Un recours en excès de pouvoir introduit par les premiers propriétaires du terrain devant accueillir cet investissement de 30 milliards Fcfa à l’origine du blocage du chantier depuis plusieurs mois. La justice menace d’annuler le bail emphytéotique accordé par l’état au consortium Carrefour-Cfao Retail.

Après Bonamoussadi à Douala, en décembre 2017, un supermarché Carrefour devait ouvrir ses portes à Yaoundé peu avant le démarrage de la Coupe d’Afrique des nations (Can) prévue au Cameroun en juin 2019, et qui avait finalement été retirée au pays au profit de l’Egypte. Mais, l’on assiste sinon à un glissement de date, du moins à un blocage du projet par une procédure judiciaire qui oppose le géant français de la distribution à des familles autochtones de la capitale, les Mvog Ela et Mvog Mbia Tsala, en l’occurrence, qui réclament la propriété du site sur lequel la boutique Carrefour est en construction au lieudit Ekoudou, en face du Palais polyvalent  des sports de Yaoundé. Lesdites familles, qui brandissent un titre foncier sur ce terrain de plus 4 hectares délivré par l’administration coloniale en 1948 avaient, au terme d’un conseil de famille le 09 juin 2018, saccagé le chantier de Carrefour. Plusieurs membres avaient été arrêtés par la police sur ordre du préfet du Mfoundi, Jean Claude Tsila, puis libérés sous caution.

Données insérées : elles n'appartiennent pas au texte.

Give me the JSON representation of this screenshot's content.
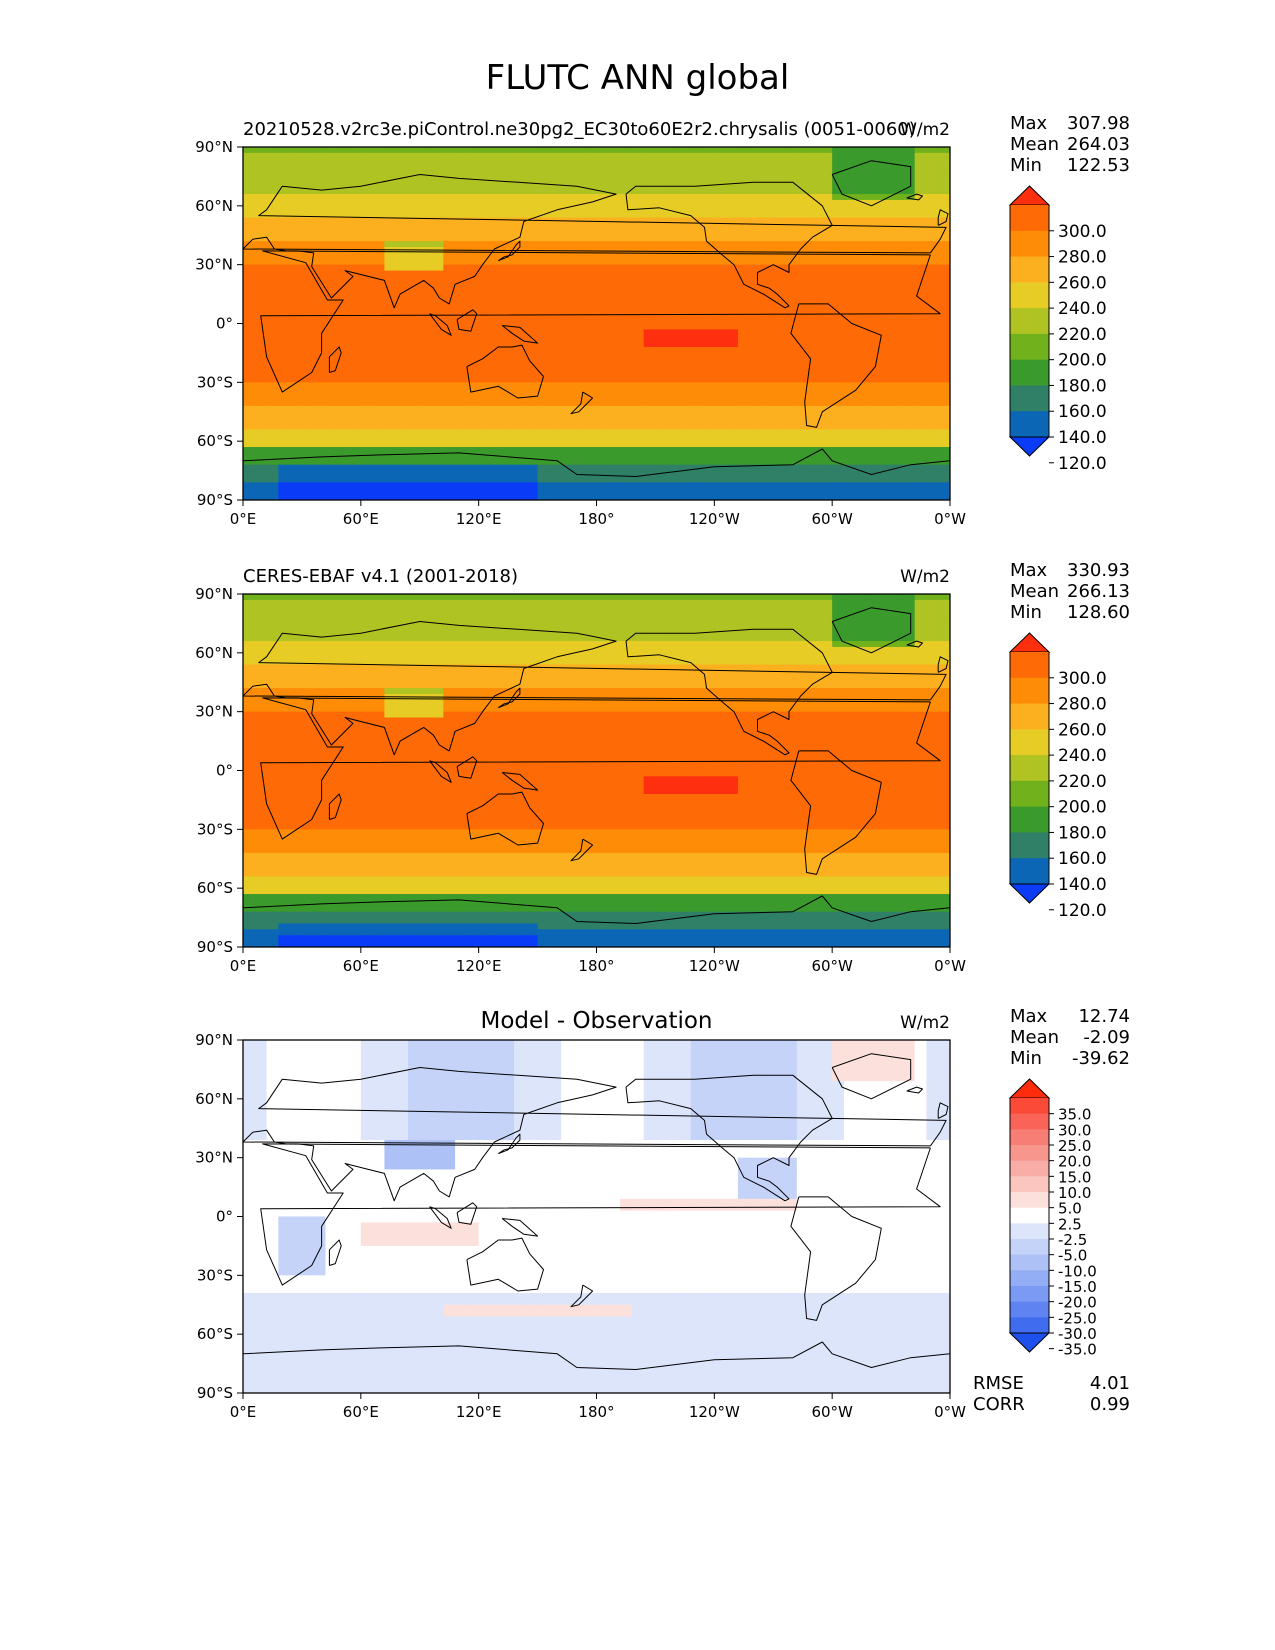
{
  "figure_title": "FLUTC ANN global",
  "chart_data": [
    {
      "type": "heatmap",
      "name": "model",
      "title_left": "20210528.v2rc3e.piControl.ne30pg2_EC30to60E2r2.chrysalis (0051-0060)",
      "title_center": "",
      "units": "W/m2",
      "stats": {
        "Max": "307.98",
        "Mean": "264.03",
        "Min": "122.53"
      },
      "xlim": [
        0,
        360
      ],
      "ylim": [
        -90,
        90
      ],
      "x_ticks": [
        "0°E",
        "60°E",
        "120°E",
        "180°",
        "120°W",
        "60°W",
        "0°W"
      ],
      "y_ticks": [
        "90°N",
        "60°N",
        "30°N",
        "0°",
        "30°S",
        "60°S",
        "90°S"
      ],
      "colorbar": {
        "labels": [
          "300.0",
          "280.0",
          "260.0",
          "240.0",
          "220.0",
          "200.0",
          "180.0",
          "160.0",
          "140.0",
          "120.0"
        ],
        "colors": [
          "#fe2f0f",
          "#fe6a06",
          "#fe8c06",
          "#fdb01f",
          "#e8cc26",
          "#afc323",
          "#70b11c",
          "#3a9a2c",
          "#2f8066",
          "#0b66b6",
          "#0a3cf8"
        ]
      }
    },
    {
      "type": "heatmap",
      "name": "observation",
      "title_left": "CERES-EBAF v4.1 (2001-2018)",
      "title_center": "",
      "units": "W/m2",
      "stats": {
        "Max": "330.93",
        "Mean": "266.13",
        "Min": "128.60"
      },
      "xlim": [
        0,
        360
      ],
      "ylim": [
        -90,
        90
      ],
      "x_ticks": [
        "0°E",
        "60°E",
        "120°E",
        "180°",
        "120°W",
        "60°W",
        "0°W"
      ],
      "y_ticks": [
        "90°N",
        "60°N",
        "30°N",
        "0°",
        "30°S",
        "60°S",
        "90°S"
      ],
      "colorbar": {
        "labels": [
          "300.0",
          "280.0",
          "260.0",
          "240.0",
          "220.0",
          "200.0",
          "180.0",
          "160.0",
          "140.0",
          "120.0"
        ],
        "colors": [
          "#fe2f0f",
          "#fe6a06",
          "#fe8c06",
          "#fdb01f",
          "#e8cc26",
          "#afc323",
          "#70b11c",
          "#3a9a2c",
          "#2f8066",
          "#0b66b6",
          "#0a3cf8"
        ]
      }
    },
    {
      "type": "heatmap",
      "name": "difference",
      "title_left": "",
      "title_center": "Model - Observation",
      "units": "W/m2",
      "stats": {
        "Max": "12.74",
        "Mean": "-2.09",
        "Min": "-39.62"
      },
      "metrics": {
        "RMSE": "4.01",
        "CORR": "0.99"
      },
      "xlim": [
        0,
        360
      ],
      "ylim": [
        -90,
        90
      ],
      "x_ticks": [
        "0°E",
        "60°E",
        "120°E",
        "180°",
        "120°W",
        "60°W",
        "0°W"
      ],
      "y_ticks": [
        "90°N",
        "60°N",
        "30°N",
        "0°",
        "30°S",
        "60°S",
        "90°S"
      ],
      "colorbar": {
        "labels": [
          "35.0",
          "30.0",
          "25.0",
          "20.0",
          "15.0",
          "10.0",
          "5.0",
          "2.5",
          "-2.5",
          "-5.0",
          "-10.0",
          "-15.0",
          "-20.0",
          "-25.0",
          "-30.0",
          "-35.0"
        ],
        "colors": [
          "#fe2b0c",
          "#fc4a38",
          "#fa6458",
          "#f77e74",
          "#f6968d",
          "#f8aea6",
          "#fac6bf",
          "#fce0dc",
          "#ffffff",
          "#dde5fb",
          "#c5d3f9",
          "#adc1f7",
          "#93aef5",
          "#7a9af3",
          "#5f84f1",
          "#406cef",
          "#1e50ec"
        ]
      }
    }
  ]
}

>> Lire aussi – Grande distribution: Carrefour veut renforcer sa présence en Afrique


Alors que la procédure est pendante en justice, le projet du consortium Carrefour-Cfao Retail, un investissement de 30 milliards Fcfa pour 350 emplois directs, est depuis bloqué. Et, selon Jeune Afrique, dans son numéro 3040 du 14 au 20 avril dernier, le bail emphytéotique (d’une durée de 18 à 99 ans) accordé par l’Etat du Cameroun au consortium français pourrait être annulé par la justice grâce au recours en excès de pouvoir introduit par les premiers propriétaires du site. Selon Luc Demez, Directeur général de Cfao Retail au Cameroun, Carrefour Market Yaoundé, comme c’est le cas avec Douala, est censé proposer une offre exclusive de produits frais de qualité à marque Carrefour, et plus de 1500 références made in Cameroon. Les familles autochtones qui réclament la propriété du terrain litigieux sur lequel se trouve ce projet avaient été délogées en 2008 par la communauté urbaine de Yaoundé, qui y avait installé une base vie de l’entreprise française Razel, qui réalise divers travaux d’aménagement urbain à Yaoundé. C’est-à-dire, huit ans avant la signature par l’ex-Premier ministre Philemon Yang, le 14 novembre 2016, d’un décret portant expropriation de ces familles pour cause d’utilité publique.